Collaborate with development and SRE teams to troubleshoot performance regressions and scalability bottlenecks.
Lead performance-focused chaos testing, capacity planning, and load testing initiatives.
Build tools and dashboards to surface latency, throughput, and system utilization metrics across the stack.
Participate in design reviews to ensure systems are built with performance and scalability in mind from day one.
Drive incident response and root cause analysis for performance-related incidents in production.
Mentor other engineers on performance best practices, observability, and system tuning.
You are an ideal candidate if:You have 5+ years of experience in SRE, DevOps, or infrastructure-focused engineering roles with a strong performance focus.
You are proficient in programming with at least one common programming language (e.g. Ruby, Python, Go, Rust), and at least one scripting/automation language or tool (e.g. Bash, Ansible)
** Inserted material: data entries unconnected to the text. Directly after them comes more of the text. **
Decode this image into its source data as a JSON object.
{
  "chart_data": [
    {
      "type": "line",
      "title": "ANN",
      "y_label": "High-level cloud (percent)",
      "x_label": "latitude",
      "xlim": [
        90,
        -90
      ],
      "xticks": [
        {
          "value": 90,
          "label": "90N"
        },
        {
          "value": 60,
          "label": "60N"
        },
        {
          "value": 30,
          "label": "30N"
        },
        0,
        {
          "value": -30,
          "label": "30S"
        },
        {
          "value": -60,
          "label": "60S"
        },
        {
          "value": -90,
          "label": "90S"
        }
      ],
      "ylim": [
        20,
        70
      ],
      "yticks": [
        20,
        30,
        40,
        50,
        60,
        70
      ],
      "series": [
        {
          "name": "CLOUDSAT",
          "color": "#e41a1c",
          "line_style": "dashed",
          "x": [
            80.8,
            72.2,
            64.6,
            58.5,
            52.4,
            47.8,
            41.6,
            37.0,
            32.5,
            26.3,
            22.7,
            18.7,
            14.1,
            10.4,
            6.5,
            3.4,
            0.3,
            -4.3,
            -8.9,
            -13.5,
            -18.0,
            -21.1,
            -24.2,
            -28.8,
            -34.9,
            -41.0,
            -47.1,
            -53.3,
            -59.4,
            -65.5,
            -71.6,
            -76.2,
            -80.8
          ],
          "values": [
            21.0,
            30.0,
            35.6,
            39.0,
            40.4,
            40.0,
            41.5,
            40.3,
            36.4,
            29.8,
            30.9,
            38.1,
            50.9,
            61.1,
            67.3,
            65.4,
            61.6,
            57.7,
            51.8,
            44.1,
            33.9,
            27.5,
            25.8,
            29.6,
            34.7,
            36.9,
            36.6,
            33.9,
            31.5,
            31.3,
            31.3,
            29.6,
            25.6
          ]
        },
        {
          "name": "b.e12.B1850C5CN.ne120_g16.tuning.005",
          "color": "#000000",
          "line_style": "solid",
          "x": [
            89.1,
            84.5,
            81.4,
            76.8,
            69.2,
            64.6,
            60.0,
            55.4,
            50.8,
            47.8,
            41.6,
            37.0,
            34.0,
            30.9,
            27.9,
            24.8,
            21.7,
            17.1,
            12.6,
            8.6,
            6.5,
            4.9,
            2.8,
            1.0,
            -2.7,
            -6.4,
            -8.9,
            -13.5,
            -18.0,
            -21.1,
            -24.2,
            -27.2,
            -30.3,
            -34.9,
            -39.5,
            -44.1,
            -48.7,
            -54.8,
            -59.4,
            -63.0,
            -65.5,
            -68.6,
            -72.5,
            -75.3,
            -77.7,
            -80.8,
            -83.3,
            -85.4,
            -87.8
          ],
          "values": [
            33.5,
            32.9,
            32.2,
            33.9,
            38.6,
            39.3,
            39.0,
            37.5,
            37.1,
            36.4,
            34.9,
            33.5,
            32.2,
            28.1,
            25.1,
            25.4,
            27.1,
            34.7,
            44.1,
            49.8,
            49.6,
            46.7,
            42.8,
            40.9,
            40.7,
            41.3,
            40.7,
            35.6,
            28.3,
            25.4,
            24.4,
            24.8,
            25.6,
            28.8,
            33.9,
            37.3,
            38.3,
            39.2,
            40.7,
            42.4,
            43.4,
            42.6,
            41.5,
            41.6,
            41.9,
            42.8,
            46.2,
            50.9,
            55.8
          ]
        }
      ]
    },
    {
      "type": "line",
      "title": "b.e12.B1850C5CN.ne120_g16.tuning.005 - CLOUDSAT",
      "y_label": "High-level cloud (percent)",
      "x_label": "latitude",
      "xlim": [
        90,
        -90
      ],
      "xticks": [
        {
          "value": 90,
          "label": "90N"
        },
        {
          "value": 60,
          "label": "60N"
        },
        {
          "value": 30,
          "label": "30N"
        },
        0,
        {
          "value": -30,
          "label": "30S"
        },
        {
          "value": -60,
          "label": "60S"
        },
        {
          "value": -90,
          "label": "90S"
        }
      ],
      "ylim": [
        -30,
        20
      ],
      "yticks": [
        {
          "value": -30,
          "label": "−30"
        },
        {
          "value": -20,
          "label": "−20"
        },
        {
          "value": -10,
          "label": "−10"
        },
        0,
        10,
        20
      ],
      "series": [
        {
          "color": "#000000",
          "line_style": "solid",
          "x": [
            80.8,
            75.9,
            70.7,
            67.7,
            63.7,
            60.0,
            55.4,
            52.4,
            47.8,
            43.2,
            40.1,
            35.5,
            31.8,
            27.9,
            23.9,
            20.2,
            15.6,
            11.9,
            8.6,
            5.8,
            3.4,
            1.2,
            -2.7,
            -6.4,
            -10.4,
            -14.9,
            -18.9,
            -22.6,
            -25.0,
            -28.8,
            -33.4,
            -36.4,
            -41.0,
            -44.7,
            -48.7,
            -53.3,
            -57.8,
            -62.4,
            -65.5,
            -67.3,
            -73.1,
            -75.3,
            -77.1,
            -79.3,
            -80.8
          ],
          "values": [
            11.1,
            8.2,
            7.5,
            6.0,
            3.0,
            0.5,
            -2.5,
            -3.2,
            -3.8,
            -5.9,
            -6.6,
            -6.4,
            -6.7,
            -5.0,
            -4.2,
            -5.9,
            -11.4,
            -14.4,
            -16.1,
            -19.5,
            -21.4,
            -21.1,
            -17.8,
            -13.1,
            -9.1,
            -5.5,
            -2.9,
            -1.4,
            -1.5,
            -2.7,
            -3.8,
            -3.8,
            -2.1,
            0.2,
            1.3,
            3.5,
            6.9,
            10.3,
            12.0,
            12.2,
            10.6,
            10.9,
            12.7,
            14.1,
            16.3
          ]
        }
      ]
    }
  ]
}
You have deep understanding of Linux internals, networking, filesystems, memory management, and containers.
You are comfortable with complex, large-scale distributed systems including components like container orchestration, load balancers, databases, and storage systems.
You have hands-on experience with monitoring and observability tools (e.g. Prometheus, Grafana, OpenTelemetry, eBPF, Flamegraphs), and can work with other teams to apply them to better monitor their services.
You have experience designing and running load tests using tools like Locust, k6, Gatling, or JMeter.
Want to work on a highly autonomous team that cares deeply about quality and customer experience.
Are curious, learn fast and feel comfortable diving into unfamiliar code and systems to solve problems.
Are willing to be part of a production on-call rotation.